李荣肖却无比认真道:“我今生从未收亲传弟子,这番下山没想到在此地寻到一个百年难得一遇的剑修胚子。”
“此乃断情剑山日后传承,岂可说笑。”
闻,苏晓萌直接熊抱住秦枫:“赵伯伯,你快来呀。”
早就在旁看戏的赵无涯,捧腹大笑的跨腿踩在护栏上:“师弟啊师弟,你说你吓唬一个小辈干什么?”
“幼微啊,别跟你李伯伯较真,他开玩笑呢。”
李荣肖确实是在开玩笑,断情剑山虽然力求斩断七情六欲,但也没有嗜杀的癖好啊。
“师兄,认得这女娃娃?”
赵无涯哈哈大笑道:“师弟你可真会寻人,你知道幼微的父亲是谁吗?”
“是谁?”
“她爹是镇武侯苏武。”
闻,李荣肖像是吃了一坨似的甩袖道:“师兄不可儿戏,此等剑修胚子,即使入道晚,也丝毫不影响。”
“有这女娃娃在,我断情剑山,二十年后可为六山之首!”
“更何况,苏武的闺女不是恶疾缠身,难以医治吗?”
赵无涯喝了一大口酒用袖子毫不检点的擦了擦嘴:“谁跟你开玩笑,爱信不信。”
赵无涯瞬身过去,慈祥的摸着苏晓萌的脑袋瓜:“病好了?”
“嗯嗯,好很多啦,谢谢赵伯伯关心。”苏晓萌紧紧抱住秦枫,“多亏了秦郎的传家宝呢。”

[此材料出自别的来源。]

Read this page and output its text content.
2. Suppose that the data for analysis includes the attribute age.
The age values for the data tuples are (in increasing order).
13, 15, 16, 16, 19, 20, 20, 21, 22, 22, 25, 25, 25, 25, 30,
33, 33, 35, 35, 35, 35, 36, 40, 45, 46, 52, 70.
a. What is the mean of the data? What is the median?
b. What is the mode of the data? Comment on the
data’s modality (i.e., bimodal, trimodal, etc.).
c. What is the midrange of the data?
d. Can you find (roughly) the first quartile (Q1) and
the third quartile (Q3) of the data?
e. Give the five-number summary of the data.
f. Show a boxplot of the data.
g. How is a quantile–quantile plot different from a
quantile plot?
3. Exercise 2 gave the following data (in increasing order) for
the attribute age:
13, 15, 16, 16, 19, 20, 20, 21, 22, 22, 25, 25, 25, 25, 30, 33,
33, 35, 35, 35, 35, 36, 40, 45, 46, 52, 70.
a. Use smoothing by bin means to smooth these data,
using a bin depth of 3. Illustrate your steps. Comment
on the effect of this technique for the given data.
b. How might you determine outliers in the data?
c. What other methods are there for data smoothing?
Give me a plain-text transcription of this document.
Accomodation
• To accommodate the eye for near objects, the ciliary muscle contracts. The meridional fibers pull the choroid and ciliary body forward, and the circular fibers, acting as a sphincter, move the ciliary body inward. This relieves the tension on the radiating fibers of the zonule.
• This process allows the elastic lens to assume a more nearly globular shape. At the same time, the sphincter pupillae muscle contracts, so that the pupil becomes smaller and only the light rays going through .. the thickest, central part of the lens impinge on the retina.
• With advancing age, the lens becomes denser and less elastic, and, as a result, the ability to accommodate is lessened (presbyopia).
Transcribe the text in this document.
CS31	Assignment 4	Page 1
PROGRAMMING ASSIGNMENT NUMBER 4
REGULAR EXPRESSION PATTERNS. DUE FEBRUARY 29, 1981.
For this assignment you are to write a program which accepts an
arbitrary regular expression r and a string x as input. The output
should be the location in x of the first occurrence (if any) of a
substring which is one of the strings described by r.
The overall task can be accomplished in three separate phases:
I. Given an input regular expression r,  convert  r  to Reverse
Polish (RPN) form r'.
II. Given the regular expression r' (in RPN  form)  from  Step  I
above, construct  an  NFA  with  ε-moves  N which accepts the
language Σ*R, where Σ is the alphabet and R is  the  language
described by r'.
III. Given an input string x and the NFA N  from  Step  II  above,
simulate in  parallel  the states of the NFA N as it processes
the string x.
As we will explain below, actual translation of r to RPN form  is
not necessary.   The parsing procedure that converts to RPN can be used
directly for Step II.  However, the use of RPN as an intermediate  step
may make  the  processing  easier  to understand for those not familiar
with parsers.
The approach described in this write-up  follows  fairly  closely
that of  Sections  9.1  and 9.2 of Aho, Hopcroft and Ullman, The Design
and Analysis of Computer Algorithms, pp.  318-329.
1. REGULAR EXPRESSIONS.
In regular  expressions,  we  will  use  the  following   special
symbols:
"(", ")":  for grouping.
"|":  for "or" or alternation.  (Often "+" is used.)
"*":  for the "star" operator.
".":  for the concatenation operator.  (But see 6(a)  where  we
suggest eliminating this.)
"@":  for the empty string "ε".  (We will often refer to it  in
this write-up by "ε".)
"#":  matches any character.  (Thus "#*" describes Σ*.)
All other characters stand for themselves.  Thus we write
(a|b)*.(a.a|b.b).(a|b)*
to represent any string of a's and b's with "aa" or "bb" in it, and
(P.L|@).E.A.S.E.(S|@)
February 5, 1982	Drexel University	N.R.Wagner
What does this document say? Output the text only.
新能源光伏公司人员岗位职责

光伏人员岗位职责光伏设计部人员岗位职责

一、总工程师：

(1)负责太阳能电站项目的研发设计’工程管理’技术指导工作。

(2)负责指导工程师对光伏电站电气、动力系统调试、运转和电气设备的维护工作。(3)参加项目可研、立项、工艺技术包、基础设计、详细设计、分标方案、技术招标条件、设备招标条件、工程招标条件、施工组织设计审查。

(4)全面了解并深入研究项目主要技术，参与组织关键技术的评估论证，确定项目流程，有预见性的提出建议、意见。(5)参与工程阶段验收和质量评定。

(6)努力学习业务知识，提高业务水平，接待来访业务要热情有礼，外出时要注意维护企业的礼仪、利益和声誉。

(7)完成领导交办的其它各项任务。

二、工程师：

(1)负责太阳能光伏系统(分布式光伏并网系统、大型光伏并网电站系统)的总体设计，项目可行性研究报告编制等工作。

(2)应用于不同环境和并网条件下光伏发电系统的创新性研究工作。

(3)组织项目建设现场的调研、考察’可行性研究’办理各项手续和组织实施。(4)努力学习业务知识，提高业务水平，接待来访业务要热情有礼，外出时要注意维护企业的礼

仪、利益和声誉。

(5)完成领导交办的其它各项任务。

两位大剑修异口同声的问道:“什么传家宝能治好你的病?”
苏晓萌扬起小脸问道:“秦郎可以吗?”
秦枫想了想,兴许两位大剑修能识得此物,为他解惑?
他点了点头。
得到秦枫的首肯,苏晓萌背过身,从领口取下如红墨如水的秀气玉坠:“两位伯伯,就是这个。”